ABCs of ski: Spas -- off-slope pampering

What could make more sense than a spa at a ski resort? After a long day of muscle straining and exertion, a massage or treatment would be the ideal route to relaxation.

It's no wonder, then, that spas at ski resorts are proliferating. Many offer not only massages and treatments but a variety of health and wellness activities.

"It was the spa that put us on the map," says Gayle Brady, director of the 4,200-square-foot spa at the Peaks Resort & Spa in Telluride, Colo., which opened five years ago.

Brady says the spa phenomenon is one of the ways in which ski resorts have changed to accommodate the average guest, who skis only three or four days out of a week's holiday.

Also of recent vintage at the Peaks is a program called the Next Level, which set aside one 16-room floor for guests who are focusing on spa treatments. They have 24-hour key access to the spa, a refreshment area, a meditation deck and such in-room spa amenities as massage tables, foot massagers, wellness tapes and books, purified water and fresh flowers. Says Brady, "This way they don't get lost in the shuffle and get to meet other people with similar interests."

Not all spa treatments are commissionable; it depends on resort policy and whether the treatments are part of a package. Agents should call individual resorts for their policies.

Brady says agents should let clients talk directly to someone at the spa to make sure they get what they want, and that all appointments should be made in advance. Most people want their massage at 4 p.m. but if they wait until you get to the resort, you won't get that appointment, Brady says.

Now that it is becoming part of the Grand Bay chain, the upscale brand for the Patriot-American hotel group, there will be further changes at the Peaks, since all Grand Bay properties will incorporate Golden Door spas. For the Peaks, that will mean the introduction of Asian-style treatments and physical changes.

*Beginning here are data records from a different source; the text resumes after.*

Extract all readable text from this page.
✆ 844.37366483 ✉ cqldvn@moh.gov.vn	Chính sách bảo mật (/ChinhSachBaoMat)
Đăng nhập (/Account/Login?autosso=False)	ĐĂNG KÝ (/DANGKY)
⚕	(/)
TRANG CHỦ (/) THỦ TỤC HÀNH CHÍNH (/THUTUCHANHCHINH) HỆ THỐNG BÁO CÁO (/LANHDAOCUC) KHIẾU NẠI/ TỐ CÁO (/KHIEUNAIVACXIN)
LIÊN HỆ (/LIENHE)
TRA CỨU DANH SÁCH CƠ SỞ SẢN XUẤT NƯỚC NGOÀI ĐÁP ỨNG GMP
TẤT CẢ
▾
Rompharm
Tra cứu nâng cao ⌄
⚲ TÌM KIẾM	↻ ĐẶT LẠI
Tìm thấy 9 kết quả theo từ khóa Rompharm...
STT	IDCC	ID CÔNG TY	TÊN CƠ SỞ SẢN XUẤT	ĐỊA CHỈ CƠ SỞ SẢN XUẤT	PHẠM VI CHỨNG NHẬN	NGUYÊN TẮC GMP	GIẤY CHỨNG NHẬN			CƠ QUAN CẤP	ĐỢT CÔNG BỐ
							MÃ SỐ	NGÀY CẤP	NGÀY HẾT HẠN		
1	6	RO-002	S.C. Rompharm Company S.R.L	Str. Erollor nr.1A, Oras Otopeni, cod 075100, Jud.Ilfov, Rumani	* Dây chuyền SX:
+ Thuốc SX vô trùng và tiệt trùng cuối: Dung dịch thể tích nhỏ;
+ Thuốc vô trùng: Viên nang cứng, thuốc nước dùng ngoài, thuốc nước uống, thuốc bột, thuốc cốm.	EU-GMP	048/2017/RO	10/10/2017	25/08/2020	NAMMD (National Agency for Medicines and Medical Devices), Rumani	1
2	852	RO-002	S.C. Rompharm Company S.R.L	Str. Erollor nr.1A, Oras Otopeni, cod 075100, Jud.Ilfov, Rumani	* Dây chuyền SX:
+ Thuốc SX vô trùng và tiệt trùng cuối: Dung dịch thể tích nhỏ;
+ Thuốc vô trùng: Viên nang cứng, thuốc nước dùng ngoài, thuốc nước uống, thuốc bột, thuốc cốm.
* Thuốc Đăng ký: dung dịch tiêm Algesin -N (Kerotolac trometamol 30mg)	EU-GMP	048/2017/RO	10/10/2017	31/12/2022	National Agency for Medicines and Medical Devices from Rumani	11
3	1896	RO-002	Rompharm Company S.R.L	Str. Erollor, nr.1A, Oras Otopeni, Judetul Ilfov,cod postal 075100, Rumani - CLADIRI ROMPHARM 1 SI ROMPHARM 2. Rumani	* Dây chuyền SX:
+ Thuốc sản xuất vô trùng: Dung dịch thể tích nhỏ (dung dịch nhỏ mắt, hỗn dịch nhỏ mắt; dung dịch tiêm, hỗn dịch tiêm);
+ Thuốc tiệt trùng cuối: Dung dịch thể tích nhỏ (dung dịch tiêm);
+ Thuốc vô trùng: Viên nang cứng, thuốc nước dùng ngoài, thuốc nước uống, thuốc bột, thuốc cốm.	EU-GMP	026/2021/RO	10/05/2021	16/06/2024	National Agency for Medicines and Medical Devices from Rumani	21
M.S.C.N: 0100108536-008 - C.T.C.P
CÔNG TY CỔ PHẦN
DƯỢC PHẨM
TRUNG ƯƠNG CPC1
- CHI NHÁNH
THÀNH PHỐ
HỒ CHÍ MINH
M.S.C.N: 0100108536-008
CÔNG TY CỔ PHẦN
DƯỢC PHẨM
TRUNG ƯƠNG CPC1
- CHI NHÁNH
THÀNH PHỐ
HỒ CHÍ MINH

The newest Spa Finder directory lists a number of downhill resorts in North America that feature spas, including:

  • Banff Springs Hotel (Alberta): The Solace Spa is another well-known ski resort spa, notable for its cascading waterfalls and grand fireplace.
  • The Lodge & Spa at Breckenridge (Colorado): Aside from the usual, this spa has been expanded to include treatments like acupuncture and Taoist healing arts.
  • Cordillera (Colorado): With just 56 rooms, the spa here offers more than 35 treatments, as well as fitness classes, weight training and meditation.
  • The Cliff Spa at Snowbird (Utah): Perched on top of the lodge, this spa offers 20 individualized treatment rooms, a lap pool, solarium and a wide variety of beauty treatments.
  • Vatra Mountain Valley (New York): Minutes from popular Hunter Mountain skiing, this resort is distinguished by its relatively inexpensive rates, emphasis on relaxation and theme weeks, such as mother and daughter week, etc.
  • Vail Cascade Hotel and Club (Colorado): Creative treatments like a Papaya Mint Rejuvenating Facial and Apres Sport Massage distinguish this spa. The Cascade Club here is the official conditioning site of the U.S. Ski Team.
  • Topnotch Resort & Spa (Vermont): The spa features a 60-foot indoor pool; a 12-foot whirlpool bath with cascading hydro-massage waterfalls, and professional health services like fitness assessments.